Case Studies Jason Andrew Case Studies Jason Andrew

Avedon, Unsigned

Ruedi Hofmann, master printer for the photographer’s magnum opus, “In the American West,” understood that his payment would be a set of signed prints. He has the prints, but they were never signed. Whose prints are they, anyway?

By Richard B. Woodward

Hanging in the foyer of Ruedi and Ann Hofmann’s art-filled home in Newburgh is a large black-and-white photograph by Richard Avedon.
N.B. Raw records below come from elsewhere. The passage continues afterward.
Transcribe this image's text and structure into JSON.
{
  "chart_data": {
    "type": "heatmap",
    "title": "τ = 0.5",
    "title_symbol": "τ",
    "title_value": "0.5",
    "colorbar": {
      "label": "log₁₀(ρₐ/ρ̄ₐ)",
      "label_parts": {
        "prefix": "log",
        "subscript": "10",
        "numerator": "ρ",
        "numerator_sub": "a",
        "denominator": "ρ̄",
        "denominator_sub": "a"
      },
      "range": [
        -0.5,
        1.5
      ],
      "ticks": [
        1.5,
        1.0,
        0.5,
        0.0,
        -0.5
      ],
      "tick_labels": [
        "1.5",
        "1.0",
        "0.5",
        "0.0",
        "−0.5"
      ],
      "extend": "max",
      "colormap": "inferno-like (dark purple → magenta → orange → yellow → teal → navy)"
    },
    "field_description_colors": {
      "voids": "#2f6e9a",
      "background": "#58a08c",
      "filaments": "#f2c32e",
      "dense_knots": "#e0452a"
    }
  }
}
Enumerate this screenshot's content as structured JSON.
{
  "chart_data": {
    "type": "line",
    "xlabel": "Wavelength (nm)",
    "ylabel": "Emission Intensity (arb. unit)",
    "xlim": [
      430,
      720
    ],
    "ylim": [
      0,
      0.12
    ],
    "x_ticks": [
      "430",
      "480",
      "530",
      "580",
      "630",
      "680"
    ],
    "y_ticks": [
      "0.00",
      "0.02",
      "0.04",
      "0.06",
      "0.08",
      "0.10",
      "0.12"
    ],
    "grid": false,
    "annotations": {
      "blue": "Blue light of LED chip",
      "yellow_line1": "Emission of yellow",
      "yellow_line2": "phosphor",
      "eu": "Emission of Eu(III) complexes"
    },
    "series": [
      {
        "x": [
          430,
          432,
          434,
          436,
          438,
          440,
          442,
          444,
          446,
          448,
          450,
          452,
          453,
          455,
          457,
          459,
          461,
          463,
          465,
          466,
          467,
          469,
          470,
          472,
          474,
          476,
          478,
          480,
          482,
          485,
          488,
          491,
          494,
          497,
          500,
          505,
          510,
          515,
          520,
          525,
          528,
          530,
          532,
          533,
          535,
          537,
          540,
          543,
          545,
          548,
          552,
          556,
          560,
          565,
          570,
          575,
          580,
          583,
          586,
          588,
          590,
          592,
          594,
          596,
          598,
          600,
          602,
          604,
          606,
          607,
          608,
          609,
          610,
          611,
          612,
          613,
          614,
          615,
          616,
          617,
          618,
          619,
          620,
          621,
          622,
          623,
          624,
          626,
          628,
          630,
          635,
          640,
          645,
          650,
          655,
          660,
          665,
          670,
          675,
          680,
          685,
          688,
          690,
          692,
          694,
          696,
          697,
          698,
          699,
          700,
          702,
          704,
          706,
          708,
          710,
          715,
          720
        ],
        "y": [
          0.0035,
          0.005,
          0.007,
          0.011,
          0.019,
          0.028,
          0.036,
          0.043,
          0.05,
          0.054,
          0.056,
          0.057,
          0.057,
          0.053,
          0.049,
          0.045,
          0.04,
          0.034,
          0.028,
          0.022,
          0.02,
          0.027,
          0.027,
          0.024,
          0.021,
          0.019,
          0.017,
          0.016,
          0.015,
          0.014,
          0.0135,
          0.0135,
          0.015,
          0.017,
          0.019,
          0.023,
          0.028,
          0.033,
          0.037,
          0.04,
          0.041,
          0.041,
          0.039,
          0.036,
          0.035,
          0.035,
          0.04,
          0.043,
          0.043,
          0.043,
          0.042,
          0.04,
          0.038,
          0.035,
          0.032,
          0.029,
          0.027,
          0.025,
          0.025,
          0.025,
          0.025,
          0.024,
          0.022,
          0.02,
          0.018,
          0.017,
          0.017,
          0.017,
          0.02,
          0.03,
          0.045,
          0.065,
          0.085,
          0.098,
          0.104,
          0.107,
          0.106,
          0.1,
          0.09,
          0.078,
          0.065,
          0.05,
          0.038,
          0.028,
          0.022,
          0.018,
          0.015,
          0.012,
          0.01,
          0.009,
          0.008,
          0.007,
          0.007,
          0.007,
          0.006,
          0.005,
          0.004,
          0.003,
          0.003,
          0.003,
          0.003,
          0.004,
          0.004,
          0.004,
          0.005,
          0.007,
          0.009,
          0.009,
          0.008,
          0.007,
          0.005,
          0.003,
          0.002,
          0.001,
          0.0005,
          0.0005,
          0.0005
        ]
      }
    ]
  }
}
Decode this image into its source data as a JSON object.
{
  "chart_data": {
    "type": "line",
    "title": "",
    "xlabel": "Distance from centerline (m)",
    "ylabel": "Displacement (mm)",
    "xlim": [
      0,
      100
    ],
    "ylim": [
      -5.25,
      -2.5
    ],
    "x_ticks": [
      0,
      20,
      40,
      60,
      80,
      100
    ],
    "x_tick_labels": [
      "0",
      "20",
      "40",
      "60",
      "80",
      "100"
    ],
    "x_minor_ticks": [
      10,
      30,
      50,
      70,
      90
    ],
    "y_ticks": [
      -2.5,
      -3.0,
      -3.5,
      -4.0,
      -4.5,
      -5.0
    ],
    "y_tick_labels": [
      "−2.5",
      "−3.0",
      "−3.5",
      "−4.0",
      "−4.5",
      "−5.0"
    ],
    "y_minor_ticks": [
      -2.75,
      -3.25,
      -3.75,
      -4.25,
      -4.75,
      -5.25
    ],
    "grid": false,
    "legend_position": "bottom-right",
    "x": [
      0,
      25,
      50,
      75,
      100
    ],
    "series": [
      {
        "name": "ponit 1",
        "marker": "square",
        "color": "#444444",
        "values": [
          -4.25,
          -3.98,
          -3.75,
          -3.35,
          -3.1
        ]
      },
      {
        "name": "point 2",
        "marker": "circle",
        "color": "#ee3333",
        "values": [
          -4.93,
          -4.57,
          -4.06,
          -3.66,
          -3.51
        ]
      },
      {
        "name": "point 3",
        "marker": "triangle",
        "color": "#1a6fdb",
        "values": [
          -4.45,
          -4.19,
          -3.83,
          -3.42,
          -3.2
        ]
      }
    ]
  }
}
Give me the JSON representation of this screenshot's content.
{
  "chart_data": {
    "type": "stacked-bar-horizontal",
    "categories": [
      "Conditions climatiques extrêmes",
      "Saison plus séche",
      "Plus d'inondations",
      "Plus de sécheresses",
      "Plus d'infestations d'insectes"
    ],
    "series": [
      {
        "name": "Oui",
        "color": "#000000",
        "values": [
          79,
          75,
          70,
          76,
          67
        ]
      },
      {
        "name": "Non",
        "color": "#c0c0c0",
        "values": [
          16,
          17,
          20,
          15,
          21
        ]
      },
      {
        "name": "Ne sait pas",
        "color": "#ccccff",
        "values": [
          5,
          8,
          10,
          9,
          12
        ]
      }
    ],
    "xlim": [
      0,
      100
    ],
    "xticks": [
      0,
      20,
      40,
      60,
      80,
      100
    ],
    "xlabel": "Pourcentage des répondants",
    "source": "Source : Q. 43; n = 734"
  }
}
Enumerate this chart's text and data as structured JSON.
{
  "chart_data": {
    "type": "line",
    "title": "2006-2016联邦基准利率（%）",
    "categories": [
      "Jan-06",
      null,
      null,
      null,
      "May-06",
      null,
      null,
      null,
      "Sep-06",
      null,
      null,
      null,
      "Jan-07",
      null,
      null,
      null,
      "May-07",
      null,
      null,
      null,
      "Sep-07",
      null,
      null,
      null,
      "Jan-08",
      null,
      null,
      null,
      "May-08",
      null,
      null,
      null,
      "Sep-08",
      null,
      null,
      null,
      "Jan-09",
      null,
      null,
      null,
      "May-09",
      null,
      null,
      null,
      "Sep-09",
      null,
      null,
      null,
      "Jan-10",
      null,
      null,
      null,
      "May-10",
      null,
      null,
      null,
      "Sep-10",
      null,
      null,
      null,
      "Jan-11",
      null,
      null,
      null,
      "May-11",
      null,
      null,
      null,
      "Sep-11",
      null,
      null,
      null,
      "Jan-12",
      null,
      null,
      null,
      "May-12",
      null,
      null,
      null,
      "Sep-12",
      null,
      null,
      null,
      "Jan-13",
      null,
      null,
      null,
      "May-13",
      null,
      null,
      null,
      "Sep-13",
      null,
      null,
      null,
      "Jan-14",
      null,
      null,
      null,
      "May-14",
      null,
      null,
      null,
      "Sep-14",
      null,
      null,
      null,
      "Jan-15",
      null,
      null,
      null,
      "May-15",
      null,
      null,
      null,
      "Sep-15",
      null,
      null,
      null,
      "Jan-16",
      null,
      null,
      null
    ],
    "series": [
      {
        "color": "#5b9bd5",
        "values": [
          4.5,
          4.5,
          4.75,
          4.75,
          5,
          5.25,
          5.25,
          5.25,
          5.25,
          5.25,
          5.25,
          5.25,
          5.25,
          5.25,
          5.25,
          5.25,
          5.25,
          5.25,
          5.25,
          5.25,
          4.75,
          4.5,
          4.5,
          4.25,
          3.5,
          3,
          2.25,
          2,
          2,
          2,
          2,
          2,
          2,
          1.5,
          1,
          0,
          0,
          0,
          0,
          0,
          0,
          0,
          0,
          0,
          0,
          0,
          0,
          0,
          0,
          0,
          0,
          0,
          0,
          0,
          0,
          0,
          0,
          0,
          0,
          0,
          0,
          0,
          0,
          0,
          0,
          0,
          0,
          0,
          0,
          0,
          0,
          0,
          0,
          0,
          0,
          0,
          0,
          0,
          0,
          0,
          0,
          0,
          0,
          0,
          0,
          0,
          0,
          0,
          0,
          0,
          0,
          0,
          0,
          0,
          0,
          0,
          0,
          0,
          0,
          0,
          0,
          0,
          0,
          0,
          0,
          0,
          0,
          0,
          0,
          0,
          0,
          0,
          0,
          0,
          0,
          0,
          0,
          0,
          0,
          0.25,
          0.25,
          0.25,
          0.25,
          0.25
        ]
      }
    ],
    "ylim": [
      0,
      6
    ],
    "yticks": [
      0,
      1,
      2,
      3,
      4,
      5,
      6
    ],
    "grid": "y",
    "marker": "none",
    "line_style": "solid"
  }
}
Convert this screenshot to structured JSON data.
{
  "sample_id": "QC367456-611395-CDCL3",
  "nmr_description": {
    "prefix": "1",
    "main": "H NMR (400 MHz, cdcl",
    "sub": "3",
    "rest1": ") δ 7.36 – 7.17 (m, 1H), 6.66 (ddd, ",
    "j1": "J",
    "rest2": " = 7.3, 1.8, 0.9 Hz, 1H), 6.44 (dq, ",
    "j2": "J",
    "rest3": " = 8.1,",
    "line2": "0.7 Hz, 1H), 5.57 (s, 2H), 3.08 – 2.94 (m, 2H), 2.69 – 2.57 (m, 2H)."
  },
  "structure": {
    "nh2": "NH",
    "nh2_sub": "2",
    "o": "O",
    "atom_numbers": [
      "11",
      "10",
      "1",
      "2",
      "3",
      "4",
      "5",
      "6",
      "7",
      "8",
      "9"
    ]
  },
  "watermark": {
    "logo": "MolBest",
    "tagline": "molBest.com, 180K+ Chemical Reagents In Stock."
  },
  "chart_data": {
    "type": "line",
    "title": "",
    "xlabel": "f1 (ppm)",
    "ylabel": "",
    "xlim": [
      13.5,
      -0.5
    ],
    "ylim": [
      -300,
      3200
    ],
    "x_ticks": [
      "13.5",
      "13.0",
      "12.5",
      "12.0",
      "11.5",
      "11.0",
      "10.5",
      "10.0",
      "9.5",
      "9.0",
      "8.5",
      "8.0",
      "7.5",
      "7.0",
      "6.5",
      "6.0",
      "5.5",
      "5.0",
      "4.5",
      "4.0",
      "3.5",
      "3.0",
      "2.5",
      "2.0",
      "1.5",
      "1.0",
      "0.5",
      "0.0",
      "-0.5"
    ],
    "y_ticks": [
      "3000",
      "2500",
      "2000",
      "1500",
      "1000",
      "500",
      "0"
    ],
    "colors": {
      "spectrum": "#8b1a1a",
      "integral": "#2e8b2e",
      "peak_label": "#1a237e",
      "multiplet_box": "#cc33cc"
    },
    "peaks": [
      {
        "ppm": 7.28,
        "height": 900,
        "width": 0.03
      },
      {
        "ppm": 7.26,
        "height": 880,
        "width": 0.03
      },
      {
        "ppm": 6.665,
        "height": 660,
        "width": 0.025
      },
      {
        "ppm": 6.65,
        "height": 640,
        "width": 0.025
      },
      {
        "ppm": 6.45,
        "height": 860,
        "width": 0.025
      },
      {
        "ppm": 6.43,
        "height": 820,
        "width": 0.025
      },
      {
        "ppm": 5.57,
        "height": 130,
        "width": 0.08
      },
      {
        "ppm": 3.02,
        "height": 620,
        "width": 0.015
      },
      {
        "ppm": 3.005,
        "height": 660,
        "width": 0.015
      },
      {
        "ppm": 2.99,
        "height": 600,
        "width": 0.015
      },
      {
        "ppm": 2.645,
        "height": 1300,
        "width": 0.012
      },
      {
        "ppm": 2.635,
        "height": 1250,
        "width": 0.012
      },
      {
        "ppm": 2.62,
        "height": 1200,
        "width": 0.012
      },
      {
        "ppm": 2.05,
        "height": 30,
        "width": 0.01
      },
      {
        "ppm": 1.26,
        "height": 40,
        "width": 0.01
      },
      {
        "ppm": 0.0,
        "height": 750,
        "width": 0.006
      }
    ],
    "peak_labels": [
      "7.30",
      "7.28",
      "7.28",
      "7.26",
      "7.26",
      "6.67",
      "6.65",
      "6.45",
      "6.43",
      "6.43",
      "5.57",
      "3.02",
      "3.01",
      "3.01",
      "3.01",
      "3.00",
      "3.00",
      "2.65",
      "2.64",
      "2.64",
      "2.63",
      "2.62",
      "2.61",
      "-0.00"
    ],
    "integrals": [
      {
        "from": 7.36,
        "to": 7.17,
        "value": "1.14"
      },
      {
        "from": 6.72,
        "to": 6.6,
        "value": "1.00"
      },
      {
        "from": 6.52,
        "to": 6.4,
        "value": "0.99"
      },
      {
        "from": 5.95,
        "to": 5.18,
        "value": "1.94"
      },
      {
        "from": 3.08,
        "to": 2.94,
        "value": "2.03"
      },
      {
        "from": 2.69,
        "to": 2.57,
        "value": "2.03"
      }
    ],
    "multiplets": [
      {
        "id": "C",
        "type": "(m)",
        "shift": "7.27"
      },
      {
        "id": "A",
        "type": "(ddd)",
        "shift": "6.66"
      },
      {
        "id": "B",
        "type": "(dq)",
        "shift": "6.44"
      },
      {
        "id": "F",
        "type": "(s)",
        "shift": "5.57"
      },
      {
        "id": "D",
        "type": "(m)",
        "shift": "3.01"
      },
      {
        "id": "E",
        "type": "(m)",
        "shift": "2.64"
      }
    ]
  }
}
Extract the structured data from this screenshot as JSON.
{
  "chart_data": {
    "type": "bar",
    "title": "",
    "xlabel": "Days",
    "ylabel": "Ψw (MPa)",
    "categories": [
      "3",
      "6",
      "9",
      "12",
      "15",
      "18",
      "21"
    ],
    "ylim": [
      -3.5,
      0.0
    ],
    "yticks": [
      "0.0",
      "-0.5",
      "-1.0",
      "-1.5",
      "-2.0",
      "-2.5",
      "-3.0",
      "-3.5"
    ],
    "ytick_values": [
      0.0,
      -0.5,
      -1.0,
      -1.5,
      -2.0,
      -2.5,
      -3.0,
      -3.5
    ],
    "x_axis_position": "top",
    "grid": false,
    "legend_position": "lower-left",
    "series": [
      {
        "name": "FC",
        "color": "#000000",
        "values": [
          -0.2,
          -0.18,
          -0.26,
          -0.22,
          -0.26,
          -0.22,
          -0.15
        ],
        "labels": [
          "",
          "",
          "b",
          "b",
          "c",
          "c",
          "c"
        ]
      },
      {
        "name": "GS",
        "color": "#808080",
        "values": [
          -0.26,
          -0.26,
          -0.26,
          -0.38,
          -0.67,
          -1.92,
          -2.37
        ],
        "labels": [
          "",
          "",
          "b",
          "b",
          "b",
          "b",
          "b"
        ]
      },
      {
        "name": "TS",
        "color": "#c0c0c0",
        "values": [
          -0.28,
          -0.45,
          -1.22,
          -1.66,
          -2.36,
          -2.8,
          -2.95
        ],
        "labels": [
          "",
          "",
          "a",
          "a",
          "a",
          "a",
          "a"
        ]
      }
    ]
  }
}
Unsettling in scale as well as content, it’s a half-length portrait, larger than life-size, of a curly-haired teenage boy who stands against a white background holding up the sagging skin and shiny entrails of an eviscerated rattlesnake. The headless animal’s dark blood is spattered across the bib of his overalls; its curdlike guts squish through the fingers on his right hand. The boy’s hieratic gesture is like that of someone performing an ancient sacrifice, and his hard gaze suggests he has been doing this for much of his young life.

Not many would choose such an image to welcome visitors. Mr. Hofmann is clearly proud of it, though, and more than 100 others like it.

As master printer on Avedon’s last major project, “In the American West,” Mr. Hofmann was responsible for bringing out the myriad gray shades and material details in “Boyd Fortin,” the portrait of the 13-year-old rattlesnake skinner, and the other images of weathered, hard-bitten characters featured in the landmark 1985 exhibition and book.